El poder de la muerte ha estado vinculado desde antiguo a la violencia: los
hombres han establecido relaciones sociales apelando al poder de matar de un
modo programado (ritual y socialmente) a otros humanos. Se
ha dicho que hay hombre desde que hay palabra o herramienta o enterramiento.
Pero, en otro sentido, podemos afirmar que hay hombres desde el momento en que
unos individuos han podido matar y han matado a otros, de un modo simbólico,
para así mantenerse ellos mismos. También los animales se han matado entre sí,
pero lo han hecho de un modo limitado, por necesidad puramente biológica. Los
hombres, en cambio, lo han hecho de un modo religioso a través de sacrificios y
guerras sagradas. Ese poder de matar era en otro tiempo muy limitado: los
hombres parecían incapaces de «destruirse a sí mismos», pues vivían inmersos en
una existencia desbordante, que triunfaba sobre sus debilidades.

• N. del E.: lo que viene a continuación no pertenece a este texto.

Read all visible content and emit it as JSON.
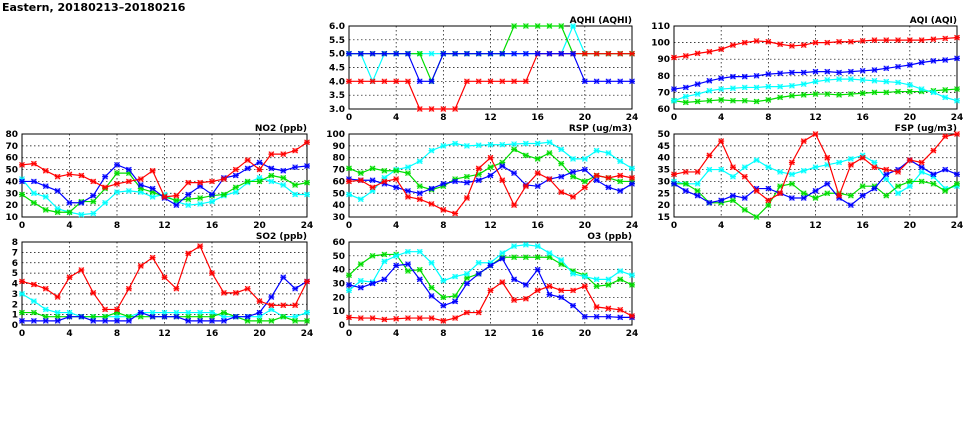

Ahora, con los
inventos técnicos de la “bomba atómica” y con las diversas formas de eutanasia,
descubrimos que la violencia puede destruir la vida de todos los hombres sobre
este planeta viviente que es la tierra.
Estos
son, a mi entender, los dos riesgos supremos del sistema, que pueden vincularse
a los “poderes” clásicos, analizados hace tiempo por S. Freud (eros y
thánatos), pero que ahora parecen haber desbordado sus límites
antiguos, de manera que nos están conduciendo, más allá de la modernidad
racional clásica (de la ilustración europea), a un tipo de pos-modernidad, que
vive bajo la amenaza de la destrucción directa de la vida humana (y de su
entorno ecológico). Es aquí, en el lugar donde la ciencia puede ponerse al
servicio de la muerte (por la bomba o por la manipulación genética no sólo de las
plantas y animales, sino de la misma vida humana) donde se expresa el riesgo
mayor para la ecología.
Tenemos
en nuestras manos dos bombas de relojería, que nos hacen sentirnos como dioses.
La bomba genética podría llevarnos a la destrucción de esta especie
humana, definida por la Presencia y la Comunicación vital. La bomba atómica podría
llevarnos a la destrucción sin más sobre el planeta. O aprendemos a engendrar
en libertad, para la vida, o acabamos destruyendo la humanidad que hemos
recibido. O aprendemos a morir dando vida a los otros (en vez de matarles) o
nos acabamos destruyendo para siempre, sobre este mundo que había sido creado
para la existencia y el amor de los hombres.